Unionsbürgerschaft und europäische Demokratie

In 26 EU-Mitgliedstaaten (außer in Italien) empfindet sich eine Mehrheit der Menschen als Bürger der EU. Im EU-Durchschnitt liegt dieser Wert bei 70%. Auf nationaler Ebene wurden die höchsten Identifikationswerte in Irland und Luxemburg (jeweils 89%), Polen (83%), der Slowakei und Deutschland (jeweils 82%), Litauen (81%), Ungarn, Portugal und Dänemark (jeweils 80%) verzeichnet.

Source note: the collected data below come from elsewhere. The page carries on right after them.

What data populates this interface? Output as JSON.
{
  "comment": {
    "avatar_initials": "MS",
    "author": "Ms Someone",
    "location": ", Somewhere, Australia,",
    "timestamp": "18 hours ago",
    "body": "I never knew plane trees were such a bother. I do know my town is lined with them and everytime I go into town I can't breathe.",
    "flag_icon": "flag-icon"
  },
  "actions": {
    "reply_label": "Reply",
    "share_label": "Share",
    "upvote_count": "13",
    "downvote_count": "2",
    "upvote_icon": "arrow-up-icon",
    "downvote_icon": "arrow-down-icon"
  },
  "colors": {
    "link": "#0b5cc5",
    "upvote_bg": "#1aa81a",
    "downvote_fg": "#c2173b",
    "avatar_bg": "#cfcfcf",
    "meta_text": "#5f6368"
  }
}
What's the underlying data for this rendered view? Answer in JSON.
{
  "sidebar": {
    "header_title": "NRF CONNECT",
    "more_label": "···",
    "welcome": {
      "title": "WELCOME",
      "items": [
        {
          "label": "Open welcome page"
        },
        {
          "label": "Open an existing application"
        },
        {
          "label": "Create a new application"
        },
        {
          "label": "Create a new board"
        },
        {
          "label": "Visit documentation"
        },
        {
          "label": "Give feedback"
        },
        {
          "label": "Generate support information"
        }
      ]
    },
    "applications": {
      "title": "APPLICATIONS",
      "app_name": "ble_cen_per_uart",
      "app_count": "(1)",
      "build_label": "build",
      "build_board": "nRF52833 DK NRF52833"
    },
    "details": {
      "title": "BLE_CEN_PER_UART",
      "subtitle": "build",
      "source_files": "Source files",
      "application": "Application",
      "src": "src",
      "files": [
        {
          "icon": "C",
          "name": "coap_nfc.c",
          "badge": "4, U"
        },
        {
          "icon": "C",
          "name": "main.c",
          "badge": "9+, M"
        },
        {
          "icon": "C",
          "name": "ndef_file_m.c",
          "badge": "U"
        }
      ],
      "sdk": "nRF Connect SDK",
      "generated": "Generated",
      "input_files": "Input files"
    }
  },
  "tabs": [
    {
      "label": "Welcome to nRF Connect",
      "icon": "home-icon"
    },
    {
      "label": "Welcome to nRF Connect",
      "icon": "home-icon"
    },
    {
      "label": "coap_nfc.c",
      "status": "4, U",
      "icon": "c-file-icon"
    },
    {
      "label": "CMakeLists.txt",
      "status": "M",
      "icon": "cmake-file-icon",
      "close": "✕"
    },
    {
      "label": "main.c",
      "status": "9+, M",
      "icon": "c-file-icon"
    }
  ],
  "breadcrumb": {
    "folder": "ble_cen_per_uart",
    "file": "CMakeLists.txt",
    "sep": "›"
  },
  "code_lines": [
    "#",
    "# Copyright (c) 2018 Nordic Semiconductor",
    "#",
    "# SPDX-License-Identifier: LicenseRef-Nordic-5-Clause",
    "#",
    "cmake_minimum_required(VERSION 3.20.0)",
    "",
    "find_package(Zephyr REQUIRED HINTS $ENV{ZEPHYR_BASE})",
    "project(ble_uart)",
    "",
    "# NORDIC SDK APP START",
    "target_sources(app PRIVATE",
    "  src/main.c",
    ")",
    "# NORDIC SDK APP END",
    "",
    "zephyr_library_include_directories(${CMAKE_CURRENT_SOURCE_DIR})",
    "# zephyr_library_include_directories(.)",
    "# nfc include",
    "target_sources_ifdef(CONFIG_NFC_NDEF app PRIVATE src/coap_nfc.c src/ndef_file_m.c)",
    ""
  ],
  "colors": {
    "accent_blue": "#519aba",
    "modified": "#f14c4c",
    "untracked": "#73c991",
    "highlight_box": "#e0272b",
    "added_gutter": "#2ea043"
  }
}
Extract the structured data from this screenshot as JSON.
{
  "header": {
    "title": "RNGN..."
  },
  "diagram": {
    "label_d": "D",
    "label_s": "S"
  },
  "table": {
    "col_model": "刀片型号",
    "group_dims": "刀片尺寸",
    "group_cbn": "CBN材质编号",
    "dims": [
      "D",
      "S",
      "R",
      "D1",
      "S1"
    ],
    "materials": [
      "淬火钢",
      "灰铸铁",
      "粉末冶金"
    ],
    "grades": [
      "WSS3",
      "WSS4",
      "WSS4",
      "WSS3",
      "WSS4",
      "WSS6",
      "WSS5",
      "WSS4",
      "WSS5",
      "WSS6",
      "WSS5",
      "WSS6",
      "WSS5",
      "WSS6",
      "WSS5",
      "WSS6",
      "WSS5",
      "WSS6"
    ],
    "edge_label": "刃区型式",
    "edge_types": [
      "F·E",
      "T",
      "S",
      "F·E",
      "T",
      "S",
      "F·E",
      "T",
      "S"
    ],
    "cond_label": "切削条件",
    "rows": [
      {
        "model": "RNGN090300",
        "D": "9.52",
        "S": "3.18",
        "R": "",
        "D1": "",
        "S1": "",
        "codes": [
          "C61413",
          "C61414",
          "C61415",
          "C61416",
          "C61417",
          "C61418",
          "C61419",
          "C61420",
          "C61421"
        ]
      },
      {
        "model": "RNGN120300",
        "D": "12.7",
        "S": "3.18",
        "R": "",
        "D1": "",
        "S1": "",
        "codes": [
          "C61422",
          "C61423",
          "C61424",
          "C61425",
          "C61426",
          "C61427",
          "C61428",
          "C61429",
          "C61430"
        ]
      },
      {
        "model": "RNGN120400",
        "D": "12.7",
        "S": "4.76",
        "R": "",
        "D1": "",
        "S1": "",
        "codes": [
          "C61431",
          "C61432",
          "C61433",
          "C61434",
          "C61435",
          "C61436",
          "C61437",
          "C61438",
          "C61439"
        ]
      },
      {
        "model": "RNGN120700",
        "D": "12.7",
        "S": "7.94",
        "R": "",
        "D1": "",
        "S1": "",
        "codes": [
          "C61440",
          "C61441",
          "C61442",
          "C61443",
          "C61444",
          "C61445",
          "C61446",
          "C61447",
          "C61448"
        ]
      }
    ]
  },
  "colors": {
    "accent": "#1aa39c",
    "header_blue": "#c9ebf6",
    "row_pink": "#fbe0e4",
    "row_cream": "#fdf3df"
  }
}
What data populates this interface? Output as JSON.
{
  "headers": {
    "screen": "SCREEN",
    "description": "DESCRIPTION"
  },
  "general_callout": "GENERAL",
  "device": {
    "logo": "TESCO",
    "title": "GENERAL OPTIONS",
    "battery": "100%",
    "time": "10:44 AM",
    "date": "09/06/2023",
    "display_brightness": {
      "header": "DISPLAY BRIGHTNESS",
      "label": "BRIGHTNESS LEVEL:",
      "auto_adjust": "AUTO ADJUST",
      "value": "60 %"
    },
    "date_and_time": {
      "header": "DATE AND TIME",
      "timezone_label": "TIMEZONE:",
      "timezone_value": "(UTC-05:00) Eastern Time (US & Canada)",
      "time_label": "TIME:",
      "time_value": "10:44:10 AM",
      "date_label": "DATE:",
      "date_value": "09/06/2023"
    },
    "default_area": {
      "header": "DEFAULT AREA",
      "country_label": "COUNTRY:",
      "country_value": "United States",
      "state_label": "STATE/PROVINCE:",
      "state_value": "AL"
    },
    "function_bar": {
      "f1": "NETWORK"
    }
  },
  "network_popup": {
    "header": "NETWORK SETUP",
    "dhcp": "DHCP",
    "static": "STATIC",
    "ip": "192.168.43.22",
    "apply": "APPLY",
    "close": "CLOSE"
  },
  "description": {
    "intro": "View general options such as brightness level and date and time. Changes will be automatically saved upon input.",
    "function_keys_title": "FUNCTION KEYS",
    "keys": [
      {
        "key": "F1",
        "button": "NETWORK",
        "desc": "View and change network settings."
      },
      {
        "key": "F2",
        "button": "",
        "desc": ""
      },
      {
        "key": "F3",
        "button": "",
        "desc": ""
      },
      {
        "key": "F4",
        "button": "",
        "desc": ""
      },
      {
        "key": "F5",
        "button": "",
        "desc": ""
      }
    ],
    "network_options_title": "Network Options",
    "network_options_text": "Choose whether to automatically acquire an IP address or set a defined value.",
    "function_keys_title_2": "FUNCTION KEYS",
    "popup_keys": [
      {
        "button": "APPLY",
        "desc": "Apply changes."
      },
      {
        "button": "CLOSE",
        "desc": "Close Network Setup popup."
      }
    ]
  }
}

Die Mehrheit der Europäer (53%) ist zufrieden mit der Funktionsweise der Demokratie in der EU. Der Anteil der Befragten, die „nicht zufrieden“ sind, ist seit Herbst 2019 um 3 Prozentpunkte auf 43% gestiegen.

Zukunft der EU wird optimistisch gesehen

Und schließlich sind 60% der Menschen in Europa in dieser schwierigen Zeit zuversichtlich für die Zukunft der EU. Am optimistischsten sind die Bürger in Irland (81%), Litauen und Polen (jeweils 75%) und Kroatien (74%). Am niedrigsten ist der Optimismus in Griechenland (44%) und Italien (49%), wo die Zahl der Pessimisten überwiegt, und in Frankreich, wo die Lage ausgewogen ist (49% zu 49%).

Hintergrund

Die Eurobarometer-Umfrage „Sommer 2020 – Standard Eurobarometer“ (EB 93) wurde zwischen dem 9. Juli und dem 26. August 2020 in den 27 EU-Mitgliedstaaten, im Vereinigten Königreich und in den Bewerberländern direkt durchgeführt und ausnahmsweise mit Online-Interviews abgeschlossen. In den 27 Mitgliedstaaten wurden insgesamt 26.681 Befragungen durchgeführt.